Bir de resmi toplantılara alınmanızı sağlayan akreditasyon kurumu var. Resmi makamlar, gazeteci için vazgeçilmez haber kaynağı olan yetkililer, akreditasyon kurumunu embedded gazeteciliğin bir ön adımı olarak kullanmak istiyorlar. Kimi zaman gazeteyi ya da gazeteciyi akredite etmeyerek, kimi zaman da akredite gazetecilerle “iyi ilişkiler” kurmayı deneyerek yapıyorlar bunu. Temel görevi soru sormak olan gazeteci bir süre sonra soru soramayacağını öğreniyor; soruların “yandaşlara” dağıtıldığını görüyor, sessiz kalmayı tercih eder hale geliyor. Kazara sormayı başardığında ikinci toplantıya alınıp alınmayacağını bilemiyor. Resmi kurumların, bakanlıkların basın sözcüleri, danışmanları, müşavirleri ise bu konuda neredeyse kral gibidirler. Örneğin resmi bir geziye çağrılmışsanız; tek bir soru sormayı başaramadan, oradan oraya sürüklenerek adeta konu mankenliği yaparak geziyi tamamlayabilirsiniz.

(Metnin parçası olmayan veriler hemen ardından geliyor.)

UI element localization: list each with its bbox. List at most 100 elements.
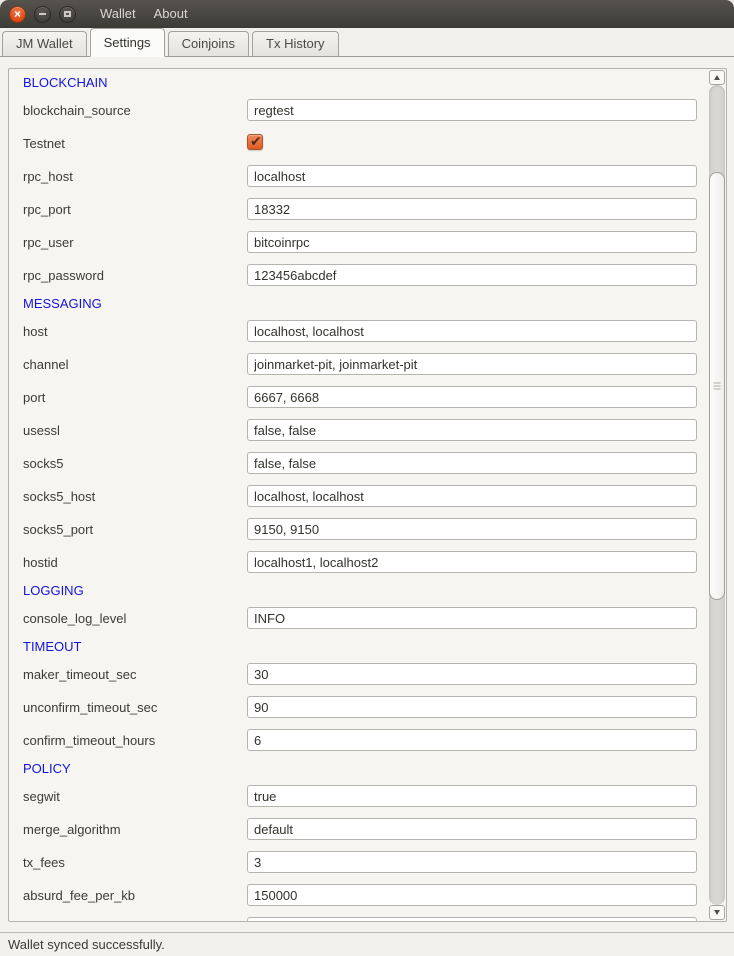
tab-tx-history[interactable]: Tx History	[252, 31, 339, 56]
maximize-icon	[64, 11, 71, 17]
field-input-channel[interactable]	[247, 353, 697, 375]
field-label: blockchain_source	[23, 94, 131, 127]
field-input-maker-timeout-sec[interactable]	[247, 663, 697, 685]
settings-row: socks5	[9, 447, 708, 480]
settings-row: segwit	[9, 780, 708, 813]
field-input-socks5-host[interactable]	[247, 485, 697, 507]
settings-row: Testnet	[9, 127, 708, 160]
field-input-absurd-fee-per-kb[interactable]	[247, 884, 697, 906]
scrollbar-thumb[interactable]	[709, 172, 725, 600]
settings-row: usessl	[9, 414, 708, 447]
settings-row: maker_timeout_sec	[9, 658, 708, 691]
scroll-up-button[interactable]	[709, 70, 725, 85]
field-input-merge-algorithm[interactable]	[247, 818, 697, 840]
field-input-tx-fees[interactable]	[247, 851, 697, 873]
menu-wallet[interactable]: Wallet	[100, 0, 136, 28]
field-input-hostid[interactable]	[247, 551, 697, 573]
scrollbar-track[interactable]	[709, 85, 725, 905]
close-icon: ×	[14, 8, 21, 20]
checkbox-testnet[interactable]	[247, 134, 263, 150]
field-label: port	[23, 381, 45, 414]
tab-coinjoins[interactable]: Coinjoins	[168, 31, 249, 56]
scroll-up-icon	[714, 75, 720, 80]
minimize-icon	[39, 13, 46, 15]
field-input-confirm-timeout-hours[interactable]	[247, 729, 697, 751]
settings-row: port	[9, 381, 708, 414]
field-input-rpc-port[interactable]	[247, 198, 697, 220]
settings-row: socks5_host	[9, 480, 708, 513]
field-label: socks5_port	[23, 513, 93, 546]
field-label: socks5	[23, 447, 63, 480]
scrollbar	[708, 69, 726, 921]
section-title-messaging: MESSAGING	[9, 292, 708, 315]
field-label: hostid	[23, 546, 58, 579]
field-input-host[interactable]	[247, 320, 697, 342]
settings-row	[9, 912, 708, 922]
tab-settings[interactable]: Settings	[90, 28, 165, 57]
settings-row: hostid	[9, 546, 708, 579]
field-label: maker_timeout_sec	[23, 658, 136, 691]
field-label: rpc_port	[23, 193, 71, 226]
settings-row: merge_algorithm	[9, 813, 708, 846]
field-input-blockchain-source[interactable]	[247, 99, 697, 121]
field-input-rpc-password[interactable]	[247, 264, 697, 286]
field-label: Testnet	[23, 127, 65, 160]
field-input-console-log-level[interactable]	[247, 607, 697, 629]
field-input-unconfirm-timeout-sec[interactable]	[247, 696, 697, 718]
settings-row: socks5_port	[9, 513, 708, 546]
titlebar: × Wallet About	[0, 0, 734, 28]
field-label: absurd_fee_per_kb	[23, 879, 135, 912]
status-bar: Wallet synced successfully.	[0, 932, 734, 956]
tab-jm-wallet[interactable]: JM Wallet	[2, 31, 87, 56]
field-label: confirm_timeout_hours	[23, 724, 155, 757]
scroll-down-button[interactable]	[709, 905, 725, 920]
window-controls: ×	[0, 6, 76, 23]
field-label: tx_fees	[23, 846, 65, 879]
scroll-down-icon	[714, 910, 720, 915]
field-label: merge_algorithm	[23, 813, 121, 846]
settings-row: unconfirm_timeout_sec	[9, 691, 708, 724]
settings-row: console_log_level	[9, 602, 708, 635]
field-input-port[interactable]	[247, 386, 697, 408]
field-input-usessl[interactable]	[247, 419, 697, 441]
menu-about[interactable]: About	[154, 0, 188, 28]
minimize-button[interactable]	[34, 6, 51, 23]
field-label: console_log_level	[23, 602, 126, 635]
field-label: segwit	[23, 780, 60, 813]
settings-row: rpc_password	[9, 259, 708, 292]
close-button[interactable]: ×	[9, 6, 26, 23]
field-label: rpc_password	[23, 259, 104, 292]
settings-row: confirm_timeout_hours	[9, 724, 708, 757]
settings-form: BLOCKCHAINblockchain_sourceTestnetrpc_ho…	[9, 69, 708, 922]
menubar: Wallet About	[100, 0, 188, 28]
settings-row: blockchain_source	[9, 94, 708, 127]
field-label: unconfirm_timeout_sec	[23, 691, 157, 724]
field-input-socks5[interactable]	[247, 452, 697, 474]
section-title-policy: POLICY	[9, 757, 708, 780]
field-input-socks5-port[interactable]	[247, 518, 697, 540]
field-label: channel	[23, 348, 69, 381]
section-title-blockchain: BLOCKCHAIN	[9, 71, 708, 94]
section-title-logging: LOGGING	[9, 579, 708, 602]
field-label: host	[23, 315, 48, 348]
settings-row: rpc_user	[9, 226, 708, 259]
field-input-partial[interactable]	[247, 917, 697, 922]
field-input-rpc-user[interactable]	[247, 231, 697, 253]
status-text: Wallet synced successfully.	[8, 937, 165, 952]
field-label: rpc_user	[23, 226, 74, 259]
settings-row: absurd_fee_per_kb	[9, 879, 708, 912]
settings-row: tx_fees	[9, 846, 708, 879]
section-title-timeout: TIMEOUT	[9, 635, 708, 658]
field-input-segwit[interactable]	[247, 785, 697, 807]
settings-row: rpc_port	[9, 193, 708, 226]
settings-row: rpc_host	[9, 160, 708, 193]
settings-row: channel	[9, 348, 708, 381]
field-label: rpc_host	[23, 160, 73, 193]
field-input-rpc-host[interactable]	[247, 165, 697, 187]
field-label: socks5_host	[23, 480, 95, 513]
settings-page: BLOCKCHAINblockchain_sourceTestnetrpc_ho…	[0, 57, 734, 932]
tab-bar: JM WalletSettingsCoinjoinsTx History	[0, 28, 734, 57]
app-window: × Wallet About JM WalletSettingsCoinjoin…	[0, 0, 734, 956]
maximize-button[interactable]	[59, 6, 76, 23]
field-label: usessl	[23, 414, 60, 447]
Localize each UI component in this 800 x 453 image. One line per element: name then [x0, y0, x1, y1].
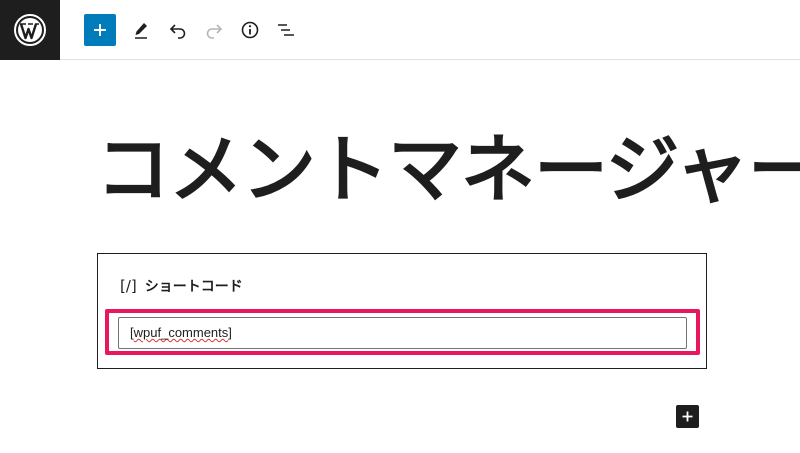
- undo-button[interactable]: [166, 18, 190, 42]
- shortcode-block-title: ショートコード: [144, 279, 243, 295]
- post-title[interactable]: コメントマネージャー: [96, 122, 800, 218]
- shortcode-block[interactable]: [/] ショートコード [wpuf_comments]: [97, 253, 707, 369]
- undo-icon: [169, 24, 186, 39]
- list-view-button[interactable]: [274, 18, 298, 42]
- shortcode-close-bracket: ]: [228, 325, 232, 340]
- editor-top-toolbar: [0, 0, 800, 60]
- block-inserter-button[interactable]: [676, 405, 699, 428]
- add-block-button[interactable]: [84, 14, 116, 46]
- shortcode-input[interactable]: [wpuf_comments]: [118, 317, 687, 349]
- info-icon: [241, 21, 259, 39]
- redo-icon: [206, 24, 223, 39]
- plus-icon: [682, 411, 693, 422]
- wordpress-logo-icon[interactable]: [0, 0, 60, 60]
- tools-button[interactable]: [129, 18, 153, 42]
- list-view-icon: [278, 24, 294, 36]
- pencil-icon: [135, 23, 147, 39]
- shortcode-name: wpuf_comments: [133, 325, 229, 340]
- redo-button[interactable]: [202, 18, 226, 42]
- shortcode-block-label: [/] ショートコード: [120, 276, 243, 296]
- details-button[interactable]: [238, 18, 262, 42]
- plus-icon: [94, 24, 106, 36]
- shortcode-icon: [/]: [120, 277, 137, 295]
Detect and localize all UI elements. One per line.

Günümüzde embedded gazetecilik en çok siyaset-gazeteci ilişkisinde hayat buluyor demiştik. Doğu’da, Güneydoğu’da işler hepten farklıdır. Olağanüstü koşullar yaşayan bölgede özgürce haber yapmak isteyenlere değil, embedded gazetecilere rağbet büyüktür. Orada gazetecilik yapacaksanız, gözaltına alınmayı, tutuklanmayı, ses alma cihazınızın ya da fotoğraf makinenizin elinizden alınmasını doğal karşılamanız gerekiyor. Ama daha rahat koşullarda “gazetecilik” yapanlar da var kuşkusuz. Onlar İstanbul’dan, Ankara’dan yola çıkıyor, miğfer takarak, tank içine girerek “çekimlerini” yapıyor ve hemen İstanbul’a, Ankara’ya, “ana üslerine” dönüyorlar. Oralarda olup bitenlerle ilgili, ne olup bittiği ile ilgili nesnel bilgi aktarmak gibi bir dertleri yoktur. Resmi makamların verdiği bilgilerle yetiniyor, öteki kaynakların verdiği bilgileri merak etmiyor, en önemlisi de kendi gözlemlerini yazmayı düşünmüyorlar. Ama muhabirleri hemen embedded olarak adlandırmak doğru olmaz. Asıl embedded muhabirlerin çalıştıkları gazete ve TV kanallarıdır. Kimi zaman yandaşlıkta gazeteleriyle yarışan muhabirler de var kuşkusuz.

En son örneklerinden birisi Alman ZDF kanalı yetkililerini “yerin dibine batırmak” “göreviyle” harekete geçen, sonra başka özellikleri olduğu ortaya çıkan kişiydi. Bugünlerde yine görev başında olmaları mümkündür. Ama bu türden olanlar embedded diye anılmayı bile hak etmezler. Onun bile bir raconu var!

Kısacası embedded gazetecilik Türkiye’de altın çağını yaşıyor. O nedenle de gerçek muhabirlik, gerçek gazetecilik altın değerindedir. Bu gelecekte gazetecilik tarihini yazacak olanların da dikkatinden kaçmayacaktır.